Wir schafften es über das Wochenende und ich begleitete ihn am Montag zur Besprechung des CTs. Der Tumor war wieder da, allerdings nicht in der Lunge, er hat sich an den Rippen entlang neu gebildet. NIcht operabel. Im Hals hat man bis dato nicht nachgesehen (er konnte fast nichts mehr essen/schlucken) und man wird auch nicht mehr nachsehen. Es wurde vereinbart, dass sein Fall erneut am Donnerstag in der Tumorkonferenz besprochen werden wird, aber dass die Möglichkeiten langsam erschöpft seien. Die Proben des Tumors waren noch archiviert, man wollte diese auf diverse Mutationen untersuchen. Meinem Papa wurde angeboten, dass er im Krankenhaus aufgenommen wird um die Schmerzen unter Kontrolle zu bringen. Er akzeptierte das letztlich. Wir verbrachten dann noch Stunden im Wartebereich bis ein Bett gefunden wurde.

Mein Papa wurde am nächsten Tag noch weiter durchgecheckt, Metastasen im Hirn fand man wohl keine, an den Nieren gab es Auffälligkeiten.

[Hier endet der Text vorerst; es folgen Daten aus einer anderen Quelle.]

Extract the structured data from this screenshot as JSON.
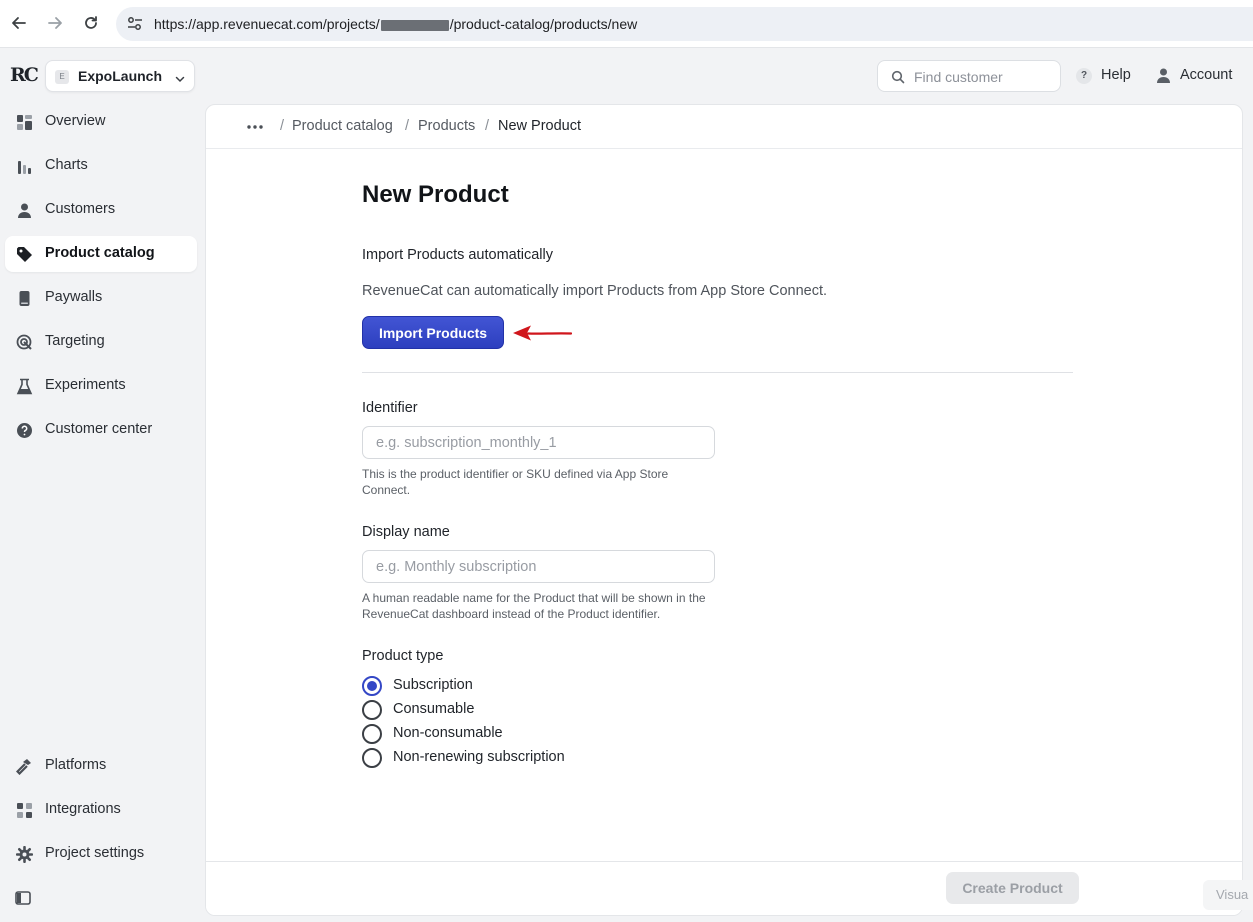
{
  "browser": {
    "url_prefix": "https://app.revenuecat.com/projects/",
    "url_suffix": "/product-catalog/products/new"
  },
  "logo": {
    "text": "RC"
  },
  "project": {
    "badge": "E",
    "name": "ExpoLaunch"
  },
  "sidebar": {
    "items": [
      {
        "label": "Overview",
        "icon": "grid-icon"
      },
      {
        "label": "Charts",
        "icon": "bar-chart-icon"
      },
      {
        "label": "Customers",
        "icon": "person-icon"
      },
      {
        "label": "Product catalog",
        "icon": "tag-icon",
        "active": true
      },
      {
        "label": "Paywalls",
        "icon": "phone-icon"
      },
      {
        "label": "Targeting",
        "icon": "target-icon"
      },
      {
        "label": "Experiments",
        "icon": "flask-icon"
      },
      {
        "label": "Customer center",
        "icon": "question-icon"
      }
    ],
    "bottom_items": [
      {
        "label": "Platforms",
        "icon": "hammer-icon"
      },
      {
        "label": "Integrations",
        "icon": "integrations-icon"
      },
      {
        "label": "Project settings",
        "icon": "gear-icon"
      }
    ]
  },
  "header": {
    "search_placeholder": "Find customer",
    "help_label": "Help",
    "help_icon_text": "?",
    "account_label": "Account"
  },
  "breadcrumb": {
    "items": [
      "Product catalog",
      "Products",
      "New Product"
    ],
    "separator": "/"
  },
  "form": {
    "title": "New Product",
    "import_heading": "Import Products automatically",
    "import_description": "RevenueCat can automatically import Products from App Store Connect.",
    "import_button": "Import Products",
    "identifier": {
      "label": "Identifier",
      "placeholder": "e.g. subscription_monthly_1",
      "value": "",
      "help": "This is the product identifier or SKU defined via App Store Connect."
    },
    "display_name": {
      "label": "Display name",
      "placeholder": "e.g. Monthly subscription",
      "value": "",
      "help": "A human readable name for the Product that will be shown in the RevenueCat dashboard instead of the Product identifier."
    },
    "product_type": {
      "label": "Product type",
      "options": [
        "Subscription",
        "Consumable",
        "Non-consumable",
        "Non-renewing subscription"
      ],
      "selected": "Subscription"
    },
    "create_button": "Create Product"
  },
  "overlay": {
    "visual_chip": "Visua"
  },
  "colors": {
    "accent": "#3447c6",
    "arrow": "#d0161c",
    "sidebar_bg": "#f2f3f5"
  }
}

Am Mittwoch sprach ich mit einem der Ärzte, es gibt keine Behandlungsmöglichkeiten mehr, wir befinden uns nun im Bereich der "best supportive care" - Leiden lindern. Ich akzeptierte auch das, besuchte meinen Papa. Wir sprachen ein bisschen, aber nicht viel. Die meiste Zeit schlief er. Sein Arzt teilte mir mit, dass sie ihn auf die Möglichkeit der Reanimation angesprochen haben und er habe mitgeteilt, dass er das nicht möchte. Ich bestätigte das, ich wusste, dass Papa das nicht will.

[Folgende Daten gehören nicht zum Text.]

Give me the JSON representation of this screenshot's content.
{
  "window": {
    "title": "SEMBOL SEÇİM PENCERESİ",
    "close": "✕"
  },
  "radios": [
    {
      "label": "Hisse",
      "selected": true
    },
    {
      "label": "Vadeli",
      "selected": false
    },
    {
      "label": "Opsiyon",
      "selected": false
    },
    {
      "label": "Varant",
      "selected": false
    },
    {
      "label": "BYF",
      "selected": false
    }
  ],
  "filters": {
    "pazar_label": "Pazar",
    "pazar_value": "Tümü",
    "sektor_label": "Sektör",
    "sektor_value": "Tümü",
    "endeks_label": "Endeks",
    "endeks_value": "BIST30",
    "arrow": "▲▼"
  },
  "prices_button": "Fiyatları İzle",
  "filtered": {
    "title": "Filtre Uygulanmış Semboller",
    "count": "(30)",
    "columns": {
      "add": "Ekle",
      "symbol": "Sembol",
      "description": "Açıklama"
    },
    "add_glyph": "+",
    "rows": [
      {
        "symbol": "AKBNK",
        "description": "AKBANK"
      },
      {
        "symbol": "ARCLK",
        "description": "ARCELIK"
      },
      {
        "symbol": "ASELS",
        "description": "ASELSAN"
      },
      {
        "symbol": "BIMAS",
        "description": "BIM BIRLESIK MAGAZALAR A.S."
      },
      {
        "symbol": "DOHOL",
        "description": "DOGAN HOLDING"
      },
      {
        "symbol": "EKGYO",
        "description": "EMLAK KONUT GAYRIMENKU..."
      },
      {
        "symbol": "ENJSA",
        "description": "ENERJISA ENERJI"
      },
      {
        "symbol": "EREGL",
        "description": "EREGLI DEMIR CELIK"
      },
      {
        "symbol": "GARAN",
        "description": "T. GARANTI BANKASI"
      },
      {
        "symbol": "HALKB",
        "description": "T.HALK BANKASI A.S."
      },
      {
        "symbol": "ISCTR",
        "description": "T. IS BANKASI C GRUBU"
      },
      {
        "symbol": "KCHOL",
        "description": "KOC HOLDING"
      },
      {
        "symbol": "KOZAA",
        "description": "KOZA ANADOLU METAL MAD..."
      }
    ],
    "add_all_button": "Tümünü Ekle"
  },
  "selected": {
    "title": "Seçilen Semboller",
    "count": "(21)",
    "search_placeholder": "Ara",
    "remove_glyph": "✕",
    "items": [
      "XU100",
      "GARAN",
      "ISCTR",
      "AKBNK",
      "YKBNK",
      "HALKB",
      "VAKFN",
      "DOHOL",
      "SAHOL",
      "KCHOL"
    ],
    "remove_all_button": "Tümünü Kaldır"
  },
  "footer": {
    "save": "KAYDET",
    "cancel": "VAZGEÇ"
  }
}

Dieser Mittwoch war der letzte Tag an dem mein Papa sprach. Am Donnerstag sprach er nicht mehr, er trank nicht mehr, aß nicht mehr. Man schloss ihn an eine Morphinpumpe an um ihm zu helfen, ihm die Angst und die Schmerzen zu nehmen.

Am Samstag morgen gegen 5:30 schlief mein Papa dann für immer ein. Es geschah nicht zuhause, wie er wohl eigentlich für sich wollte, dafür hoffe ich von ganzen Herzen, dass Sie ihm wenigstens die Schmerzen und ein wenig die Angst nehmen konnten.

Mein Papa hat über viele Jahre hinweg gekämpft wie ein Bär. Er hat sich von keiner Diagnose niederkriegen lassen, er hat die Behandlung akzeptiert, ist sie angegangen und hat sich wieder aufgerappelt. Aber irgendwann ging es nicht mehr.

Es ging schnell, schleichend, aber am Ende sehr schnell.

Mein Papa fehlt mir jeden Tag. Es ist nicht nur mein Papa, sondern gleichzeitig auch mein bester Freund gestorben. Er fehlt mir so sehr. Andererseits wusste ich, wo seine Reise hingehen würde. Niemand von uns beiden musste es ansprechen, wir waren uns dessen bewusst. Und ich akzeptierte seine Entscheidung, dass er diesen Weg nun gehen wird und will.

Damit ist die Geschichte meines Papa an sein Ende angelangt, und auch meine als seine Tochter, die ihm zur Seite stand und immer mit ihm mitgefiebert hat.